Carlos se despertó en medio de la noche, sintiendo un escalofrío recorrer su espalda. La luz de la luna se filtraba por la ventana, y fue entonces cuando lo vio: una sombra oscura, más densa que la noche misma, se extendía bajo su cama.
—¿Quién está ahí? —preguntó, su voz temblando como una hoja en otoño.
No hubo respuesta, solo un silencio pesado, como si la habitación contuviera la respiración. Carlos se acercó al borde de la cama, la curiosidad superando su miedo.
—Soy yo, el niño de la habitación —susurró una voz tenue, casi un eco.
Carlos sintió que su corazón se detenía. ¿El niño de la habitación? Se acordó de las historias que había escuchado sobre el pequeño que había muerto allí hace décadas.
—¿Qué quieres? —inquirió, temiendo la respuesta.
—Jugar… —dijo la sombra, y con cada palabra, la oscuridad se volvió más tangible, más amenazante.
Carlos retrocedió, pero la sombra se deslizó hacia él, extendiendo una mano delgada y alargada.
—Ven, Carlos.

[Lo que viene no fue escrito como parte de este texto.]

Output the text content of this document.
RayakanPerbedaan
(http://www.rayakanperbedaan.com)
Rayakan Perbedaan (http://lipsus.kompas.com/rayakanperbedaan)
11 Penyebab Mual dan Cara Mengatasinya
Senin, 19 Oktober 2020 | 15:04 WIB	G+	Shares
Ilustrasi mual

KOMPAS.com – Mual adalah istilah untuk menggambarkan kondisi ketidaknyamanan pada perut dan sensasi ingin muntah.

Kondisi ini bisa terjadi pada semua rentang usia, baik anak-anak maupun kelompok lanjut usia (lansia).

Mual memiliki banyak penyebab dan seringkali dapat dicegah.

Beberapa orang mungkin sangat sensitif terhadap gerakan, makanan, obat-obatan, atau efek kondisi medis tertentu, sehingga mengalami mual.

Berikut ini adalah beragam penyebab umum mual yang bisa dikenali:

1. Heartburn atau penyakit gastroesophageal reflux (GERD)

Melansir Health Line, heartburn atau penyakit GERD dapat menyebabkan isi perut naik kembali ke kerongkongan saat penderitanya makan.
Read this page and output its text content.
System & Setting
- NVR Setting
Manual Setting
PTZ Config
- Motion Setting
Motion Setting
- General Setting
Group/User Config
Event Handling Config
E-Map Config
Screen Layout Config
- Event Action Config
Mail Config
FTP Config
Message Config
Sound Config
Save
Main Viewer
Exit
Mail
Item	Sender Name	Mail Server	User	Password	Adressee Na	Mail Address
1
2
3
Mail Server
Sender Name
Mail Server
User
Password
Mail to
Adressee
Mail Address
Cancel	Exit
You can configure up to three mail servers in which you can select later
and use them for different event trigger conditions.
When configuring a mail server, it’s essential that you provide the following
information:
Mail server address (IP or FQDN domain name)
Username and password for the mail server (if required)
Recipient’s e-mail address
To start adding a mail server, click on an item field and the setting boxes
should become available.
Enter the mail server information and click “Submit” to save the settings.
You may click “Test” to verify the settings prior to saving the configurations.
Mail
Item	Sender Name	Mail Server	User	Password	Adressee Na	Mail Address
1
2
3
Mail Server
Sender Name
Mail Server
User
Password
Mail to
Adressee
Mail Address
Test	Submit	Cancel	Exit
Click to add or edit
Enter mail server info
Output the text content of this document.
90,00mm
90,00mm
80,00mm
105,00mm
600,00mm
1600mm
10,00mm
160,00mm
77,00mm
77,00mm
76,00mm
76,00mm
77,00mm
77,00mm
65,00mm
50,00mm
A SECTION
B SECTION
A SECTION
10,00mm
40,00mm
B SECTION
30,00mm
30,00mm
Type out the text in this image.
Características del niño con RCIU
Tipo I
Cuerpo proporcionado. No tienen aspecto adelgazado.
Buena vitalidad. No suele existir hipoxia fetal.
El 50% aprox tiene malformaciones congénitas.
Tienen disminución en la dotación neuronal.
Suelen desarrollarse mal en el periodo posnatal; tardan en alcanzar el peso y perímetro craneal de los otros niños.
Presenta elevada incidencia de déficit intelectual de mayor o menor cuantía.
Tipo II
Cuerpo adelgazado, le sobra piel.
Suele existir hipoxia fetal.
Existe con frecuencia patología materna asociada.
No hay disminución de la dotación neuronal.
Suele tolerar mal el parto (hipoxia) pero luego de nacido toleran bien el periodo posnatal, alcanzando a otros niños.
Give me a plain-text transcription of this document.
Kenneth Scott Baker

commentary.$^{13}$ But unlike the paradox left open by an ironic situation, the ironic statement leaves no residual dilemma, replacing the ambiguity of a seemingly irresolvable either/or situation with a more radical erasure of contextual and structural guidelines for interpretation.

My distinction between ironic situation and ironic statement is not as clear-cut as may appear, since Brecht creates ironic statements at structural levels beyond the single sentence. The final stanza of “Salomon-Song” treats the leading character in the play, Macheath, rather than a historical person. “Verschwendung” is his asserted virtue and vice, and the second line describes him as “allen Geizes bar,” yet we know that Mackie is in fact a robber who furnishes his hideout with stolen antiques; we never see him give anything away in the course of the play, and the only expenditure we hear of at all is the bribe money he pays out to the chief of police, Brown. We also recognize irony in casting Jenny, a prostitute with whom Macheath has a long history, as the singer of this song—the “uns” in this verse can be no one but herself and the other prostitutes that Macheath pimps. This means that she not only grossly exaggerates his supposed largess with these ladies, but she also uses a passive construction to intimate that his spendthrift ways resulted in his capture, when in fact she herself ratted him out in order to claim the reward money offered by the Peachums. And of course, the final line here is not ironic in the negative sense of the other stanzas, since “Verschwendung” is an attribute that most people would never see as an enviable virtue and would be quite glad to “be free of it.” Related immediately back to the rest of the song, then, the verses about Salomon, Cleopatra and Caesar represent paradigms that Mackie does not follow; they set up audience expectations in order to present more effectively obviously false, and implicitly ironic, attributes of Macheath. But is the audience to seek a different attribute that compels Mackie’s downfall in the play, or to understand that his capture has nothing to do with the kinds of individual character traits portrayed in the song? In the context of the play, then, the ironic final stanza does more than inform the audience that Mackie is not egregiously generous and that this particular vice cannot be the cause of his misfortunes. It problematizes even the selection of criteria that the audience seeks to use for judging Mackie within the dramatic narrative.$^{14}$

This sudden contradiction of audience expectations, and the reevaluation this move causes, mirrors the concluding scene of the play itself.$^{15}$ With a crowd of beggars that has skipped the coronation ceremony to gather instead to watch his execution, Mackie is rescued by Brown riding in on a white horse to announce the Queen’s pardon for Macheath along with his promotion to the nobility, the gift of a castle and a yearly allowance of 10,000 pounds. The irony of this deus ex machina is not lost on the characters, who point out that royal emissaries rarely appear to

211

No hay nada que temer. Aquí es divertido.
Las palabras resonaron en su mente, seductoras y escalofriantes.
—No… no puedo… —tartamudeó, pero su voz se apagó con un grito ahogado cuando la sombra se abalanzó sobre él.
En un instante, todo se volvió negro.
A la mañana siguiente, su madre entró en su habitación y encontró la cama vacía. Solo quedó un eco en el aire, y una sombra más bajo la cama, esperando al siguiente niño que se atreviera a preguntar.